First, fix a bug: quality information is not currently taken into account by CAP3. This happens because the *.qual temporary file has incorrect name. For example, if the FASTA temporary file is called "smth_misc.fa", the *.qual file should be named "smth_misc.fa.qual". There should be no "No file of quality values (.qual) is found" message in the temporary *.info output file.

Second:

• If the ACE file does not contain any contigs, then nothing happens.
• If the ACE file contains one contig:
  • Create the *.ugenedb file.
  • Save the contig sequence like the reference sequence.
  • Save the reads:
    • Take into account a read orientation (do not add "(rev-compl)" to a read name in case of forward orientation).
    • Use input *.ab1 or *.scf files to get the chromatograms.

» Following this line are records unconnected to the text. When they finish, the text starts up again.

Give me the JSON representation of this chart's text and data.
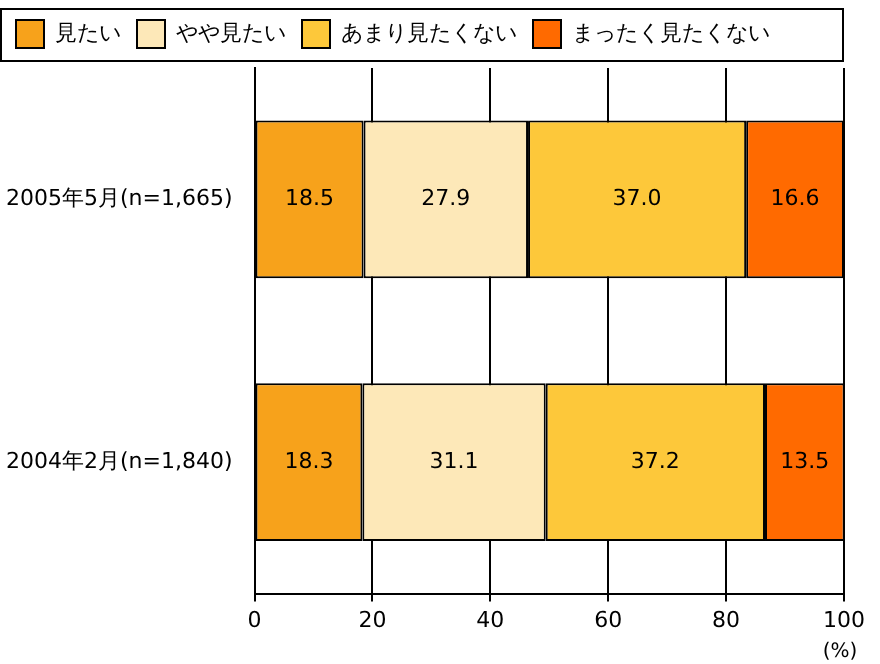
{
  "chart_data": {
    "type": "bar",
    "orientation": "horizontal",
    "stacked": true,
    "xlabel": "(%)",
    "categories": [
      "2005年5月(n=1,665)",
      "2004年2月(n=1,840)"
    ],
    "series": [
      {
        "name": "見たい",
        "color": "#f7a21b",
        "values": [
          18.5,
          18.3
        ],
        "value_labels": [
          "18.5",
          "18.3"
        ]
      },
      {
        "name": "やや見たい",
        "color": "#fde8b8",
        "values": [
          27.9,
          31.1
        ],
        "value_labels": [
          "27.9",
          "31.1"
        ]
      },
      {
        "name": "あまり見たくない",
        "color": "#fdc83a",
        "values": [
          37.0,
          37.2
        ],
        "value_labels": [
          "37.0",
          "37.2"
        ]
      },
      {
        "name": "まったく見たくない",
        "color": "#ff6a00",
        "values": [
          16.6,
          13.5
        ],
        "value_labels": [
          "16.6",
          "13.5"
        ]
      }
    ],
    "xlim": [
      0,
      100
    ],
    "xticks": [
      0,
      20,
      40,
      60,
      80,
      100
    ],
    "grid": "x",
    "legend": "top left"
  }
}
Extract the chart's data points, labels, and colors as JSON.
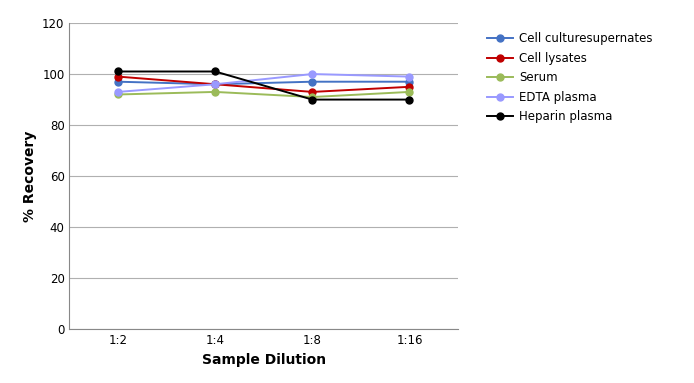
{
  "x_labels": [
    "1:2",
    "1:4",
    "1:8",
    "1:16"
  ],
  "x_values": [
    0,
    1,
    2,
    3
  ],
  "series": [
    {
      "label": "Cell culturesupernates",
      "color": "#4472C4",
      "marker": "o",
      "values": [
        97,
        96,
        97,
        97
      ]
    },
    {
      "label": "Cell lysates",
      "color": "#C00000",
      "marker": "o",
      "values": [
        99,
        96,
        93,
        95
      ]
    },
    {
      "label": "Serum",
      "color": "#9BBB59",
      "marker": "o",
      "values": [
        92,
        93,
        91,
        93
      ]
    },
    {
      "label": "EDTA plasma",
      "color": "#9999FF",
      "marker": "o",
      "values": [
        93,
        96,
        100,
        99
      ]
    },
    {
      "label": "Heparin plasma",
      "color": "#000000",
      "marker": "o",
      "values": [
        101,
        101,
        90,
        90
      ]
    }
  ],
  "ylabel": "% Recovery",
  "xlabel": "Sample Dilution",
  "ylim": [
    0,
    120
  ],
  "yticks": [
    0,
    20,
    40,
    60,
    80,
    100,
    120
  ],
  "background_color": "#ffffff",
  "grid_color": "#b0b0b0",
  "legend_fontsize": 8.5,
  "axis_label_fontsize": 10,
  "tick_fontsize": 8.5,
  "line_width": 1.4,
  "marker_size": 5
}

    • Compare the chromatograms with the reads, trimmed by CAP3 (it is called "clipped" in the CAP3 documentation). Trim the corresponding chromatogram ends. The orientation is also used here.
  • Open the result *.ugenedb file.
• If the ACE file contains more than one contig, repeat the procedure described above for each contig with the corresponding reads. Create the *.ugenedb file with multiple "mc" objects. Open the first object in the Sanger Reads Editor.